Его Величество любил, чтобы этот доклад был «по возможности краток, но обстоятелен». Слушал он его всегда внимательно, с интересом, редко вставляя свои замечания, а больше спрашивая, и если доклад даже из-за ненужных подробностей порою затягивался, никогда не выказывал нетерпения. Я всегда удивлялся, с какою легкостью и мудростью (именно с мудростью) государь разбирался в самых запутанных положениях, предугадывая правду заранее, еще не ознакомившись с подробностями, полученными с места.
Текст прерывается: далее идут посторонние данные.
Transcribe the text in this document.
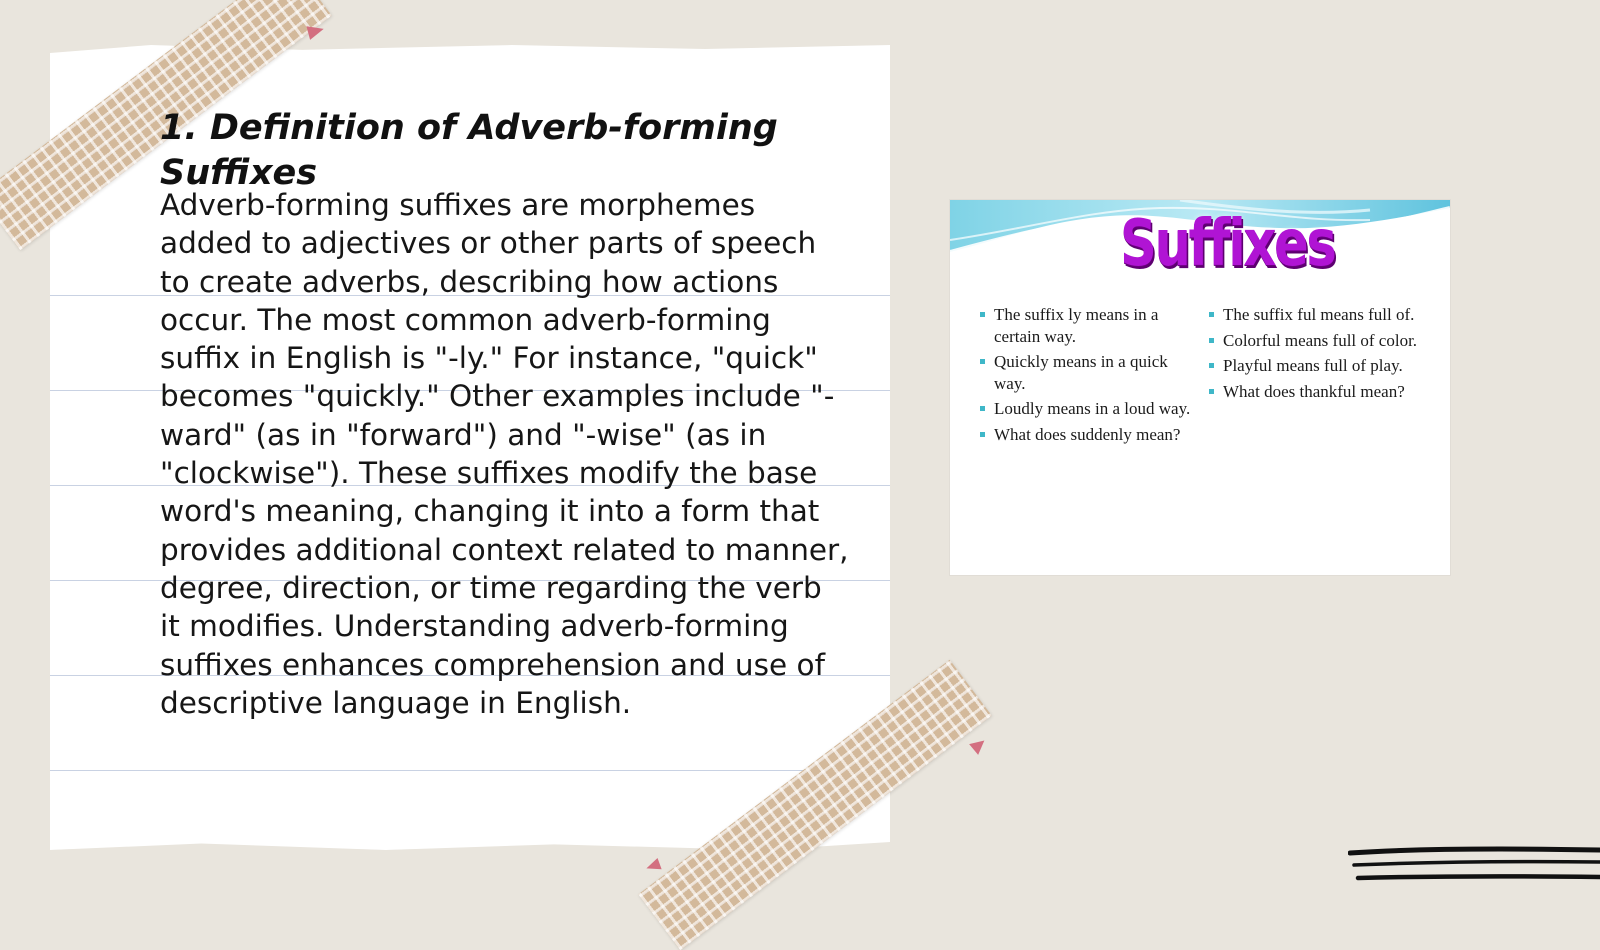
1. Definition of Adverb-forming Suffixes

Adverb-forming suffixes are morphemes added to adjectives or other parts of speech to create adverbs, describing how actions occur. The most common adverb-forming suffix in English is "-ly." For instance, "quick" becomes "quickly." Other examples include "-ward" (as in "forward") and "-wise" (as in "clockwise"). These suffixes modify the base word's meaning, changing it into a form that provides additional context related to manner, degree, direction, or time regarding the verb it modifies. Understanding adverb-forming suffixes enhances comprehension and use of descriptive language in English.

Suffixes
The suffix ly means in a certain way.
Quickly means in a quick way.
Loudly means in a loud way.
What does suddenly mean?
The suffix ful means full of.
Colorful means full of color.
Playful means full of play.
What does thankful mean?
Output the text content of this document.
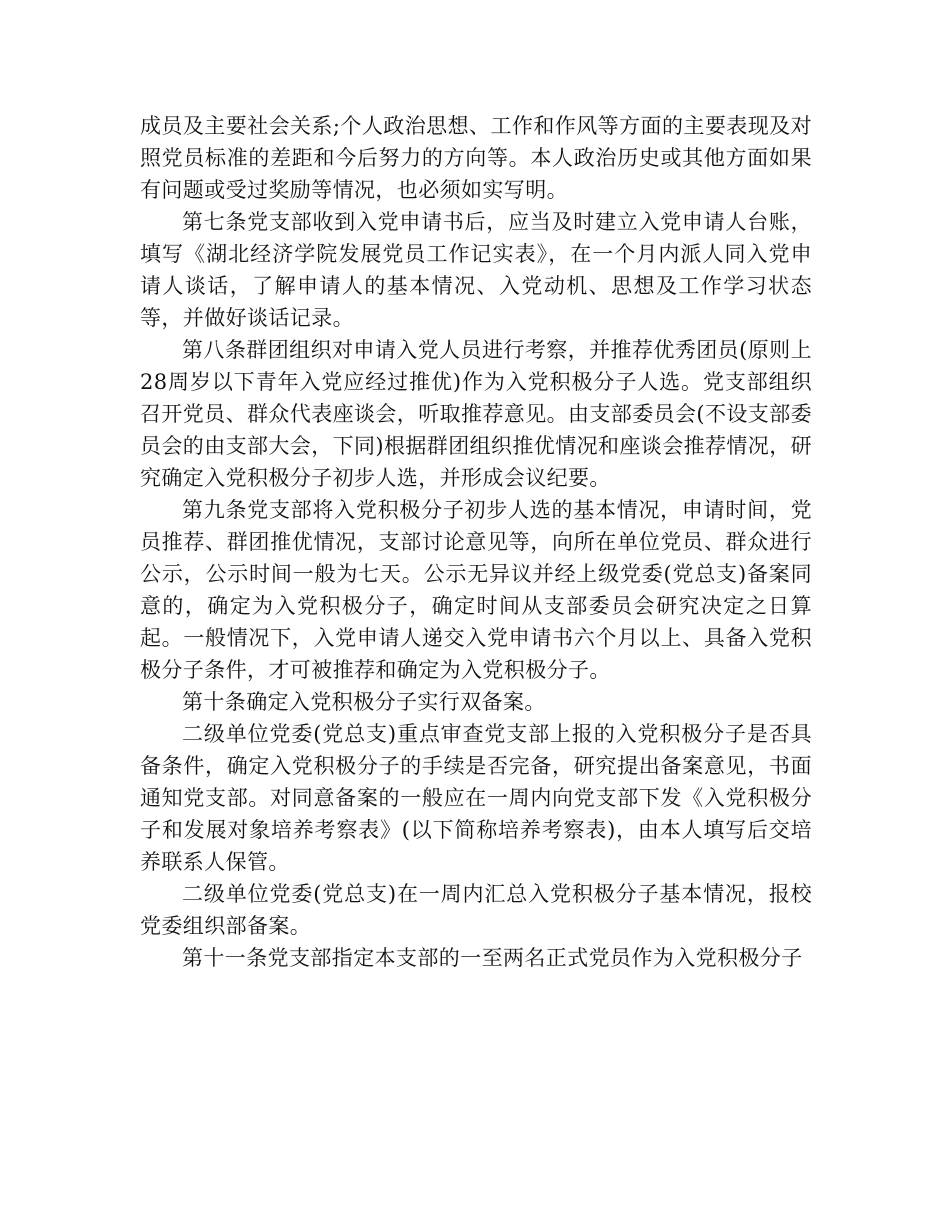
成员及主要社会关系;个人政治思想、工作和作风等方面的主要表现及对照党员标准的差距和今后努力的方向等。本人政治历史或其他方面如果有问题或受过奖励等情况，也必须如实写明。

第七条党支部收到入党申请书后，应当及时建立入党申请人台账，填写《湖北经济学院发展党员工作记实表》，在一个月内派人同入党申请人谈话，了解申请人的基本情况、入党动机、思想及工作学习状态等，并做好谈话记录。

第八条群团组织对申请入党人员进行考察，并推荐优秀团员(原则上28周岁以下青年入党应经过推优)作为入党积极分子人选。党支部组织召开党员、群众代表座谈会，听取推荐意见。由支部委员会(不设支部委员会的由支部大会，下同)根据群团组织推优情况和座谈会推荐情况，研究确定入党积极分子初步人选，并形成会议纪要。

第九条党支部将入党积极分子初步人选的基本情况，申请时间，党员推荐、群团推优情况，支部讨论意见等，向所在单位党员、群众进行公示，公示时间一般为七天。公示无异议并经上级党委(党总支)备案同意的，确定为入党积极分子，确定时间从支部委员会研究决定之日算起。一般情况下，入党申请人递交入党申请书六个月以上、具备入党积极分子条件，才可被推荐和确定为入党积极分子。

第十条确定入党积极分子实行双备案。

二级单位党委(党总支)重点审查党支部上报的入党积极分子是否具备条件，确定入党积极分子的手续是否完备，研究提出备案意见，书面通知党支部。对同意备案的一般应在一周内向党支部下发《入党积极分子和发展对象培养考察表》(以下简称培养考察表)，由本人填写后交培养联系人保管。

二级单位党委(党总支)在一周内汇总入党积极分子基本情况，报校党委组织部备案。

第十一条党支部指定本支部的一至两名正式党员作为入党积极分子
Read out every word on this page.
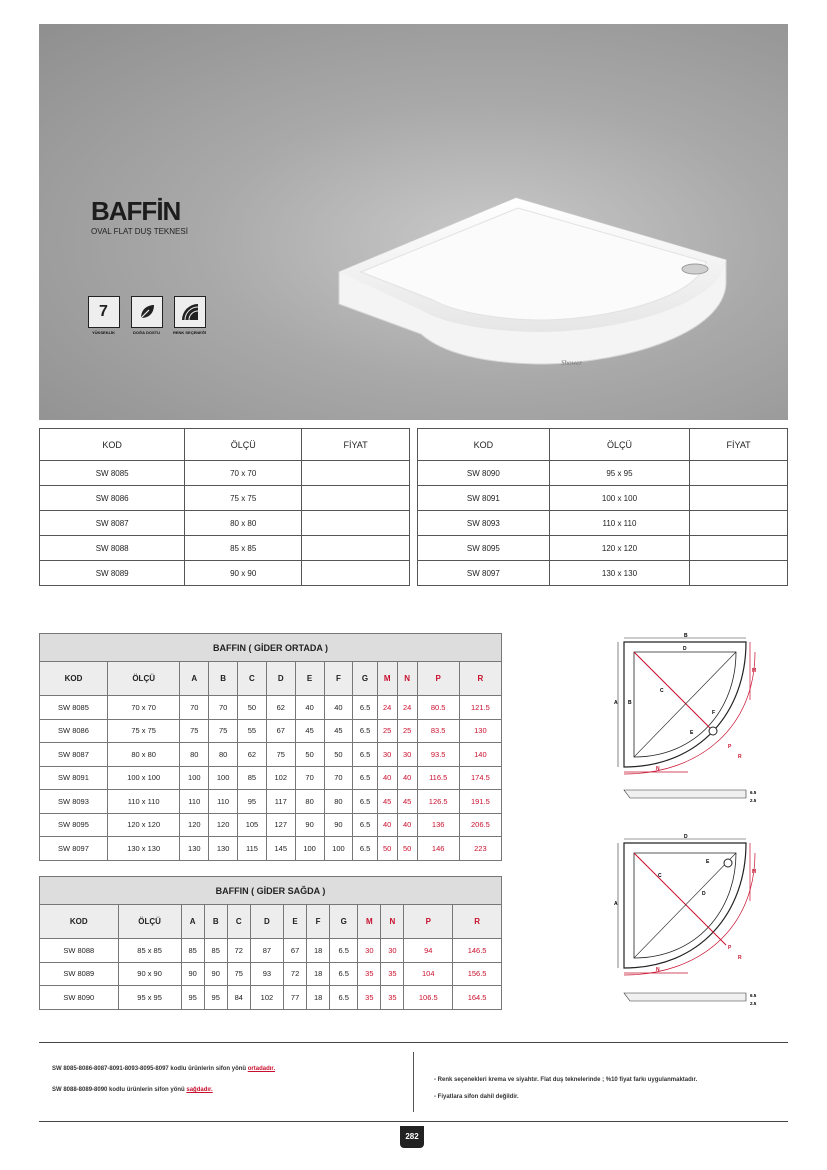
BAFFİN
OVAL FLAT DUŞ TEKNESİ
7
YÜKSEKLİK	DOĞA DOSTU	RENK SEÇENEĞİ
Shower
KOD	ÖLÇÜ	FİYAT
SW 8085	70 x 70	
SW 8086	75 x 75	
SW 8087	80 x 80	
SW 8088	85 x 85	
SW 8089	90 x 90	
KOD	ÖLÇÜ	FİYAT
SW 8090	95 x 95	
SW 8091	100 x 100	
SW 8093	110 x 110	
SW 8095	120 x 120	
SW 8097	130 x 130	
BAFFIN ( GİDER ORTADA )												
KOD	ÖLÇÜ	A	B	C	D	E	F	G	M	N	P	R
SW 8085	70 x 70	70	70	50	62	40	40	6.5	24	24	80.5	121.5
SW 8086	75 x 75	75	75	55	67	45	45	6.5	25	25	83.5	130
SW 8087	80 x 80	80	80	62	75	50	50	6.5	30	30	93.5	140
SW 8091	100 x 100	100	100	85	102	70	70	6.5	40	40	116.5	174.5
SW 8093	110 x 110	110	110	95	117	80	80	6.5	45	45	126.5	191.5
SW 8095	120 x 120	120	120	105	127	90	90	6.5	40	40	136	206.5
SW 8097	130 x 130	130	130	115	145	100	100	6.5	50	50	146	223
BAFFIN ( GİDER SAĞDA )												
KOD	ÖLÇÜ	A	B	C	D	E	F	G	M	N	P	R
SW 8088	85 x 85	85	85	72	87	67	18	6.5	30	30	94	146.5
SW 8089	90 x 90	90	90	75	93	72	18	6.5	35	35	104	156.5
SW 8090	95 x 95	95	95	84	102	77	18	6.5	35	35	106.5	164.5
B
A
C
D
E
F
B
M
N
P
R
6.5
2.5
D
A
C
E
D
M
N
P
R
6.5
2.5
SW 8085-8086-8087-8091-8093-8095-8097 kodlu ürünlerin sifon yönü ortadadır.
SW 8088-8089-8090 kodlu ürünlerin sifon yönü sağdadır.
- Renk seçenekleri krema ve siyahtır. Flat duş teknelerinde ; %10 fiyat farkı uygulanmaktadır.
- Fiyatlara sifon dahil değildir.
282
Лишь в редких случаях его первоначальные, высказанные еще до поверки через посланных лиц свиты предположения не оправдывались. Он, «огороженный китайскою стеною от всех», видимо, прекрасно знал достоинства и недостатки этих всех. Он знал также, к чему может повести владычество канцелярии и бумаги, несдержанное самоуправление земства и городов и слепое, удобное придерживание закона, в котором, как его великой предок учил: «Лишь порядки писаны, а времян и случаев нет!» Знал и постоянную ревнивую борьбу между различными министерствами. Откуда знал он все это? Так мало соприкасавшийся с действительною жизнью, как о нем любили говорить.